The syntax of the UserEvent function consolidates the functionality of the individual User and Event functions within a single function:
nv('userevent', [USER_IDENTIFIERS, USER_ATTRIBUTES, EVENT_NAME, EVENT_ATTRIBUTES]);
Example
nv('userevent', [
{ // USER_IDENTIFIERS
userID: 'XYZ4410',
email: '[email protected]'
},
{ // USER_ATTRIBUTES
name: 'John Doe',
age: 28,
gender: 'Male',
city: 'Mumbai'
},
'Signed Up', // EVENT_NAME
{ // EVENT_ATTRIBUTES
"Signup Method": "Email",
"Referral Source": "Google Ads",
"Plan Selected": "Free Trial",
},
100, // LIFETIME_VALUE
1 // SCOPE (1 = track every time)
]);
Important points to note about the UserEvent function
- All the data points are elements of an array in the UserEvent function.
- In the case of the UserEvent function, the validation and processing of both the tracked user data and the corresponding event data, will work in the same manner as it does in the case of the existing User and Event functions.
- Within the UserEvent function, if there exist certain issue(s) in the validation and processing of the tracked user data, then the events performed by the user won't trigger i.e, the tracked event data associated with the user will not get processed either, even if it is error-free and faultless (capable of being processed).
- However, if the user data gets processed successfully i.e, the user gets registered within the software's database, but there exist certain issue(s) in the processing of the tracked event data pertaining to the registered user, then the user will remain registered within the database and his/her faulty event data will get discarded or in other words, the erroneous events performed by him/her won't trigger.
Note
For the function to operate, it is mandatory to provide it with two important pieces of datum viz. the USER_ID and the EVENT_NAME. The remaining data points within the array of the UserEvent function are optional. In short, it isn't mandatory to provide them since they aren't necessarily required for the function to work as intended.
Guidelines
- Event names are case-sensitive and must be under 255 characters in length.
- Event names should not contain any special characters except space, underscore, or hyphen.
- Event attribute names are also case-sensitive and must be under 50 characters in length.

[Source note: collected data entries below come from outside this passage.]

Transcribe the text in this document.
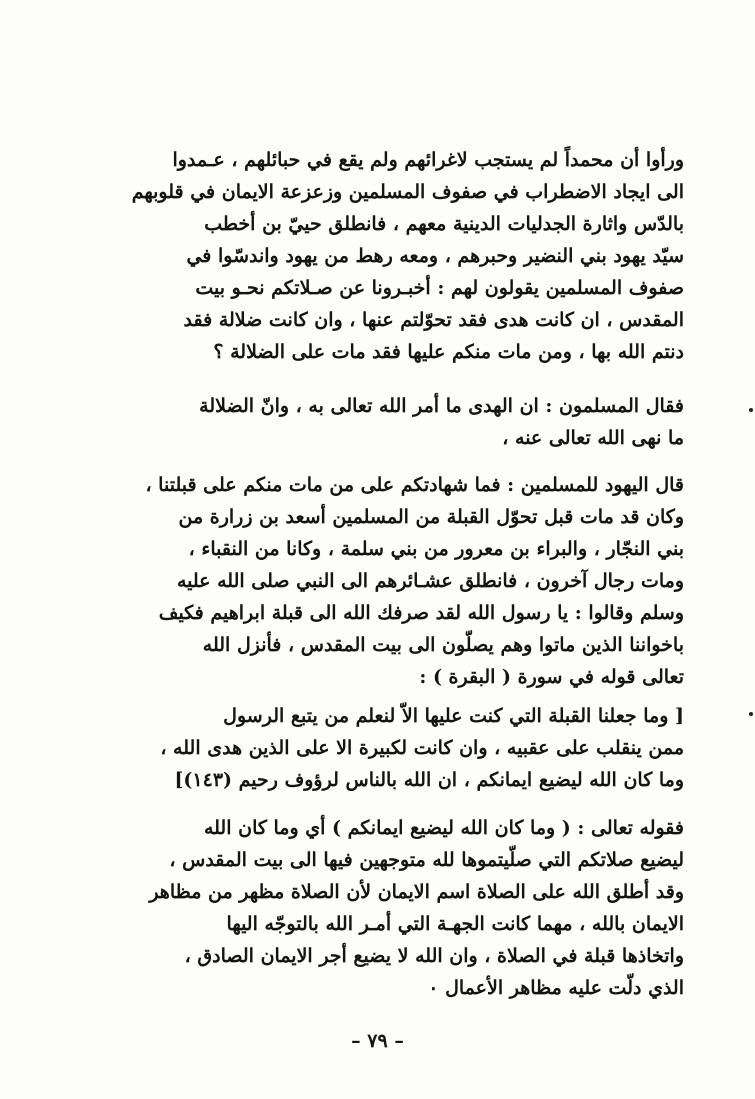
ورأوا أن محمداً لم يستجب لاغرائهم ولم يقع في حبائلهم ، عـمدوا
الى ايجاد الاضطراب في صفوف المسلمين وزعزعة الايمان في قلوبهم
بالدّس واثارة الجدليات الدينية معهم ، فانطلق حييّ بن أخطب
سيّد يهود بني النضير وحبرهم ، ومعه رهط من يهود واندسّوا في
صفوف المسلمين يقولون لهم : أخبـرونا عن صـلاتكم نحـو بيت
المقدس ، ان كانت هدى فقد تحوّلتم عنها ، وان كانت ضلالة فقد
دنتم الله بها ، ومن مات منكم عليها فقد مات على الضلالة ؟
فقال المسلمون : ان الهدى ما أمر الله تعالى به ، وانّ الضلالة
ما نهى الله تعالى عنه ،
قال اليهود للمسلمين : فما شهادتكم على من مات منكم على قبلتنا ،
وكان قد مات قبل تحوّل القبلة من المسلمين أسعد بن زرارة من
بني النجّار ، والبراء بن معرور من بني سلمة ، وكانا من النقباء ،
ومات رجال آخرون ، فانطلق عشـائرهم الى النبي صلى الله عليه
وسلم وقالوا : يا رسول الله لقد صرفك الله الى قبلة ابراهيم فكيف
باخواننا الذين ماتوا وهم يصلّون الى بيت المقدس ، فأنزل الله
تعالى قوله في سورة ( البقرة ) :
[ وما جعلنا القبلة التي كنت عليها الاّ لنعلم من يتبع الرسول
ممن ينقلب على عقبيه ، وان كانت لكبيرة الا على الذين هدى الله ،
وما كان الله ليضيع ايمانكم ، ان الله بالناس لرؤوف رحيم (١٤٣)]
فقوله تعالى : ( وما كان الله ليضيع ايمانكم ) أي وما كان الله
ليضيع صلاتكم التي صلّيتموها لله متوجهين فيها الى بيت المقدس ،
وقد أطلق الله على الصلاة اسم الايمان لأن الصلاة مظهر من مظاهر
الايمان بالله ، مهما كانت الجهـة التي أمـر الله بالتوجّه اليها
واتخاذها قبلة في الصلاة ، وان الله لا يضيع أجر الايمان الصادق ،
الذي دلّت عليه مظاهر الأعمال ٠
– ٧٩ –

- String attribute values must be under 255 characters (255 bytes) in length.
- Each event can have up to 255 properties.
- Custom event attributes support the following data types, each with its own per-event attribute limit (i.e., the maximum number of attributes of that type you can include on a single event):
- String: up to 200 attributes
- Number: up to 100 attributes
- Boolean: up to 20 attributes
- Date (including Timestamp): up to 20 attributes
- Object: up to 20 attributes
- Array of Objects: up to 5 attributes
- Type locking: The first value sent for an attribute establishes its data type. If you later send a different type (e.g.,
quantity: "five"after sendingquantity: 5), those mismatched values will not flow to your NotifyVisitors dashboard. In such cases, introduce a new attribute (e.g.,quantity_v2) with the correct type — do not change the original. - Use snake_case for event names and property names (e.g.,
order_completed,signup_type). Names are case-sensitive and hard to rename later, so choose a durable naming scheme from the start. - The integration code loads and initialises the NotifyVisitors SDK asynchronously, so that it does not affect the page load time of your website.
- For a detailed breakdown of data types, limits, and naming conventions, refer to the Data Structure guide.